Слуга посмотрел на нее своими добрыми, понимающими глазами. Он лучше, чем кто-либо, знал, что, когда принц Фридрих не был занят своим лечением, консультациями с врачами и целебными водами, приступы его ярости становились еще чаще. Больше всего от этого страдали он сам и принцесса. Джозеф никогда никому не говорил о тумаках, которые доставались ему, когда он раздевал принца или укладывал его в постель после крепкого подпития. Не отличаясь высоким ростом, Джозеф, однако, обладал огромной физической силой. Он научился уклоняться от ударов в голову и ловко уворачиваться, если принц целил ему в грудь.
Принц Фридрих, как пьяный, так и трезвый, ясно отдавал себе отчет, что без Джозефа он пропадет. Несмотря на то что принц по натуре был хулиганом, он умел ценить мужество, и ему нравилось, что его слуга не раболепствует перед ним.
С Марицей же все обстояло иначе. Она была женщиной, и поэтому от нее требовались кротость, послушание и, как считал принц, раскаяние. Ведь именно из-за женитьбы на ней он стал калекой.
– Если вы уверены, что я не понадоблюсь его королевскому высочеству, – прошептала Марица, – я навещу герцогиню.
Джозеф взглянул на часы.
– Если вы намерены вернуться к пятичасовому чаю, ваше королевское высочество, у вас еще очень много времени.
Марица улыбнулась и вышла из комнаты. Она сегодня чувствовала себя счастливой, несмотря на то что Фридрих очень грубо обошелся с ней за завтраком.

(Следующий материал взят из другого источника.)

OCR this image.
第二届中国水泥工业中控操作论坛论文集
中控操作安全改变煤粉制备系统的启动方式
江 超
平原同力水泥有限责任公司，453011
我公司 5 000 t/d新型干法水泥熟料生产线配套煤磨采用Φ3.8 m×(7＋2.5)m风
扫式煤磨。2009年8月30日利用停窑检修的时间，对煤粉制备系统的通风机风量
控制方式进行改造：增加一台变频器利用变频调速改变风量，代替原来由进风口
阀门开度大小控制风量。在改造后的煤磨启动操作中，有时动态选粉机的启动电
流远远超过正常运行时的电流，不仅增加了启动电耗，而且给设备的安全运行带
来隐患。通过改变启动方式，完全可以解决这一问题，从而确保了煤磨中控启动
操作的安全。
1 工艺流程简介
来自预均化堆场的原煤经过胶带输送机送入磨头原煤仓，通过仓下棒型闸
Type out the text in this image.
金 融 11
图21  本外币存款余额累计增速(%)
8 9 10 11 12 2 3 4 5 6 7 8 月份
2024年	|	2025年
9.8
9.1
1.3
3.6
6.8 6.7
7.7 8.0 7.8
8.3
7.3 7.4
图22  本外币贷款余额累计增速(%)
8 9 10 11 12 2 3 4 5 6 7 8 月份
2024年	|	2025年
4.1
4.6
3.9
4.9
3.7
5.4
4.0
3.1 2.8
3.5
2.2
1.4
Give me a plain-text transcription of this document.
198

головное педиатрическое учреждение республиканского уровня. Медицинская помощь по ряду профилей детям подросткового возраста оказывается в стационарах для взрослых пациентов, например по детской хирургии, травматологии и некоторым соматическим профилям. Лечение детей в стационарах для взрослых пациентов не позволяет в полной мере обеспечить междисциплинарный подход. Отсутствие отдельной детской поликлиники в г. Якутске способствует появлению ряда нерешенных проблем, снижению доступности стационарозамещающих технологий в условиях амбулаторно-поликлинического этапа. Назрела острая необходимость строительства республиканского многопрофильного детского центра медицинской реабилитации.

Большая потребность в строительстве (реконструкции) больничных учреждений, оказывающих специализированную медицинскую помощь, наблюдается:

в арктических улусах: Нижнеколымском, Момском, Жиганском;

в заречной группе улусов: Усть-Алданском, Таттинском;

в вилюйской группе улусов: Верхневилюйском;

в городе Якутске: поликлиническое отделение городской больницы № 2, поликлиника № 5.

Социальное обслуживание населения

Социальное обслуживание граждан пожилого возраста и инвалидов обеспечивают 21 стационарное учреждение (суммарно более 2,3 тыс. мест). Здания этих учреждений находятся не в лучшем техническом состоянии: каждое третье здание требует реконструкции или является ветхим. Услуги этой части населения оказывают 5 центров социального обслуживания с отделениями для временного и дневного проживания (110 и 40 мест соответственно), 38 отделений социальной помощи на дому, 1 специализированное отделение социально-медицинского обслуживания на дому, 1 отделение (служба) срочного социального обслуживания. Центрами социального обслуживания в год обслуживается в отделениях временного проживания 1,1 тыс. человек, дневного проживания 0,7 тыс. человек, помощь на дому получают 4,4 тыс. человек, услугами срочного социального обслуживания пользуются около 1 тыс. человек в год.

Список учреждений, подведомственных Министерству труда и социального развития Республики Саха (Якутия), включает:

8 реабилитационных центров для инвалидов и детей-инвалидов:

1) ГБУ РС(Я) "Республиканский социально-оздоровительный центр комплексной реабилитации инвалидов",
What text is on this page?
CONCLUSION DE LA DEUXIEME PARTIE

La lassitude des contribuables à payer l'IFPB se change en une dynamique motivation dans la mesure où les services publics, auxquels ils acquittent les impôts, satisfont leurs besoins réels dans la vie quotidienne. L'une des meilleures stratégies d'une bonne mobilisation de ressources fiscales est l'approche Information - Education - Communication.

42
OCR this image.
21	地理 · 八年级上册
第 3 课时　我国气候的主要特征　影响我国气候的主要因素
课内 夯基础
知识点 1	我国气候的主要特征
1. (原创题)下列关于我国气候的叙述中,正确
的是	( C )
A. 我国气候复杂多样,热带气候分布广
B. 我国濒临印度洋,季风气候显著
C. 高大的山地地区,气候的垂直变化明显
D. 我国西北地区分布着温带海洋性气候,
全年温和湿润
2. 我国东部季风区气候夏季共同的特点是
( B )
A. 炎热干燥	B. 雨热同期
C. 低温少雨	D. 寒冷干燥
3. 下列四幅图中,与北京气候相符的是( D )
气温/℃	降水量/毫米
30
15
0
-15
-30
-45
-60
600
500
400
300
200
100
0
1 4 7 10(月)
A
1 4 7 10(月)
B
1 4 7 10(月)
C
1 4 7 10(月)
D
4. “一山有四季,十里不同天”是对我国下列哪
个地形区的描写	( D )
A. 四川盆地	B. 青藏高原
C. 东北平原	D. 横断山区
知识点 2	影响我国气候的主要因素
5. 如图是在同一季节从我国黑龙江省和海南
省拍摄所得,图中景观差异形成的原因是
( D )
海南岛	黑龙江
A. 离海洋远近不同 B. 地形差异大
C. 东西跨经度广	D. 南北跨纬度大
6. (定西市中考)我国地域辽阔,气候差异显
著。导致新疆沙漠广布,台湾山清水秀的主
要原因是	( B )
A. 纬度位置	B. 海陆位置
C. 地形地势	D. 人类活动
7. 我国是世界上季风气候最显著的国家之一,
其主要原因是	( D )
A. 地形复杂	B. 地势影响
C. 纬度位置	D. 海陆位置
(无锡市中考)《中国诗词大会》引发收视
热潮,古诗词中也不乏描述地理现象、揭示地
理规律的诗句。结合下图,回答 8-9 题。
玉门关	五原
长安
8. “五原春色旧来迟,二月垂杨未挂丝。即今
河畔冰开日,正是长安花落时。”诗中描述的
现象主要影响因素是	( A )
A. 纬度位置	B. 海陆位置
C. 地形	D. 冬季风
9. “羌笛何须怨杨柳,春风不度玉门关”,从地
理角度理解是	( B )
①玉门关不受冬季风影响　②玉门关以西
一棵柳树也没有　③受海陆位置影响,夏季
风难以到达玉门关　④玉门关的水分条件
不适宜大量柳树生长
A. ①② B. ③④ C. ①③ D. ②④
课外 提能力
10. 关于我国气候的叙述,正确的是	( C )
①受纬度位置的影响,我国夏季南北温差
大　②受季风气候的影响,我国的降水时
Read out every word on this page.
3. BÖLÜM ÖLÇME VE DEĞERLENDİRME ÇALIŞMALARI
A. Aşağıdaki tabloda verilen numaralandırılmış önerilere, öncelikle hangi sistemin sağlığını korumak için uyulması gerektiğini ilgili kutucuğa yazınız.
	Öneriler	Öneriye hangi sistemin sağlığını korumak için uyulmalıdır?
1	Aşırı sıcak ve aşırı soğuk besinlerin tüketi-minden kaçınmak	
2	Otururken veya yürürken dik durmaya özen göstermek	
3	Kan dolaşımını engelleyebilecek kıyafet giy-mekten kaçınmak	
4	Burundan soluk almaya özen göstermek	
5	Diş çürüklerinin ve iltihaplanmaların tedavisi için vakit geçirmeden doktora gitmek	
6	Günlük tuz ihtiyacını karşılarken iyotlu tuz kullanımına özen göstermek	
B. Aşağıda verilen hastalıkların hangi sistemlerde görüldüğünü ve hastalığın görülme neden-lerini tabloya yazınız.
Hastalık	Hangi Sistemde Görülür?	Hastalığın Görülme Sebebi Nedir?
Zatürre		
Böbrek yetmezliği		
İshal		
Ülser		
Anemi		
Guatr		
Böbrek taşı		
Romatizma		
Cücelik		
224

Впервые за все время их брака его оскорбления и колючие словечки не задели ее, так как в мыслях она была далеко, в таинственном мире за туманом. Пока принц Фридрих принимал свои процедуры, она не читала, а сидела в уродливой, безобразной приемной и видела только мерцающую воду озера и глаза лорда Эркли, глядящие в ее глаза. Ей сейчас казалось невозможным, что она осмелилась говорить с ним так, как не говорила еще ни с кем, тем более с мужчинами.
Завтра она опять поедет с ним, и она знала: что бы лорд ни говорил о необходимости жить сегодняшним днем, она жива, пока может ездить с ним верхом и знать, что они наедине.
Марица подошла к номеру герцогини и, когда горничная открыла ей дверь, с радостью увидела, что герцогиня одна,
В небольшой передней не было ни мужской шляпы, ни трости, а из салона не было слышно никаких голосов.
– Ее королевское высочество принцесса Марица! – воскликнула она. – Я так надеялась на это!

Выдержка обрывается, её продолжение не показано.